Wars and memories of war are manufactories of myth – such as the much-ballyhooed meeting of Tecumseh and Brock – and Laxer treats them with welcome skepticism. But even in this scaled-down effort to build the conflict around these two characters, more could have been made of existing research. Both Tecumseh and Brock were martyrs, and became instantaneous candidates for monumental retellings of their exploits.

But so much of what the brave and industrious Tecumseh accomplished in gathering the tribes against American encroachment was built upon work by the earlier Shawnee leader Blue Jacket, who died in 1808. The handsome, 6-foot-2-, red-coated Brock, like Tecumseh, was both a good strategist and tactician (who felt his talents would have much better served the British cause in the main Napoleonic struggle in Europe). Both warriors can be faulted, not praised, for conspicuously leading from the front in the chaos that was frontier warfare. They paid a price and, with their deaths, so did the larger goals they served.

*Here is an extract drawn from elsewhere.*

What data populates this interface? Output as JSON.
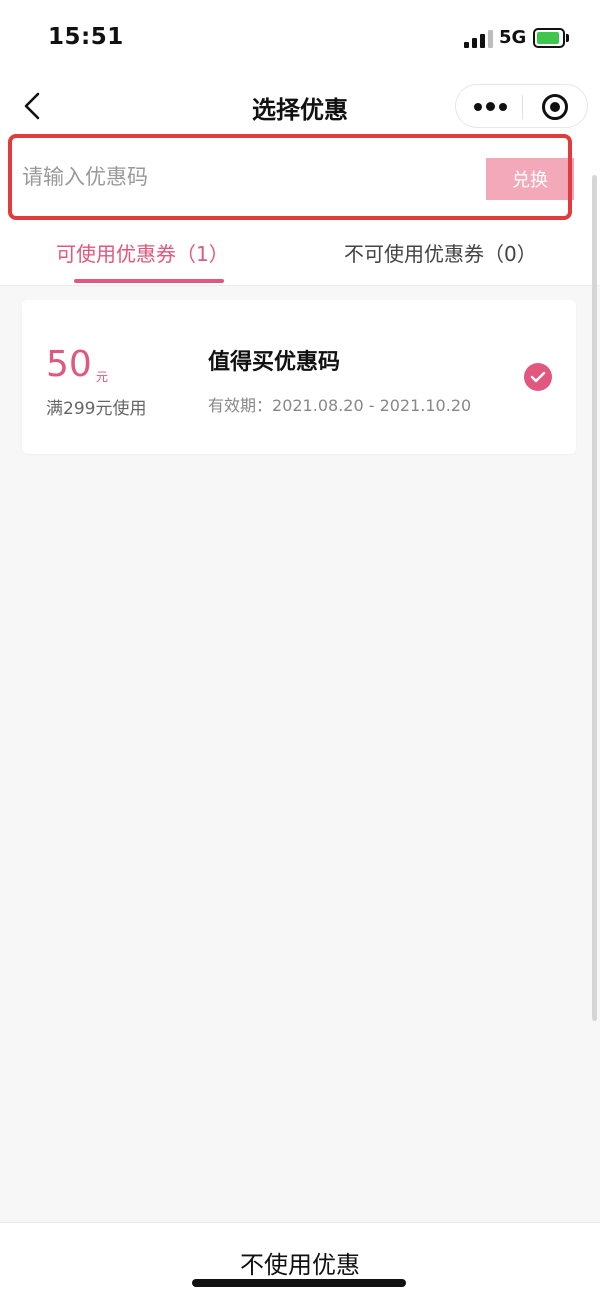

Laxer's book serves as a good short introduction to the war. But the best book of the current bicentennial crop is American: The Civil War of 1812, by Pulitzer Prize-winner Alan Taylor.

It is a good, well-written, deeply researched account by a specialist who knows particularly well the importance of native contributions, to both warring "European" sides, but, most important, to their own threatened interests.

The term "civil war" at first seems a stretch – certainly the revolutionary war was a civil argument, something that occurred within the same rough body politic that was the American colonies. But was that true of this far-ranging and expansive conflict between Britain and a sovereign America that stretched from the Atlantic seaboard to the Gulf of Mexico as well as into what was called the "Old North-West," the border territories that sat astride the St. Lawrence-Great Lakes water chain?

Taylor thinks so, and his view rightly re-establishes the old idea of the war being an extension of the revolution. As he puts it, it was "a civil war between competing visions of America: one still loyal to the empire and the other defined by its republican revolution against that empire." In short, it was a testing time for what kind of government might emerge on this vast continent. But as with so many political goals, it turned on military consequences.

Another short, well-muscled volume on the war, Wes Turner's earlier (1990) The War of 1812, was subtitled The War That Both Sides Won. That depends on your definitions of "sides"; the Americans remember isolated naval victories and the successful Battle of New Orleans (fought after the peace treaty had been signed) and overlook the fact that conquering Canada failed, Washington was burned and the U.S. treasury was nearly emptied.

Canadians – desperate to kindle their own mythologies – downplay the role of the professional British regular and cheer on the citizen militia and even Laura Secord and her sacred cow.

What is certain is that if those "sides" won, another definitely lost: native people and their desperate attempt to link up to stop the unyielding westward march of transplanted Europeans. James Laxer realizes this, emphasizes it and, if for no other reason, that earns his book praise.

Roger Hall, a member of the department of history at the University of Western Ontario, is also general editor of the Champlain Society.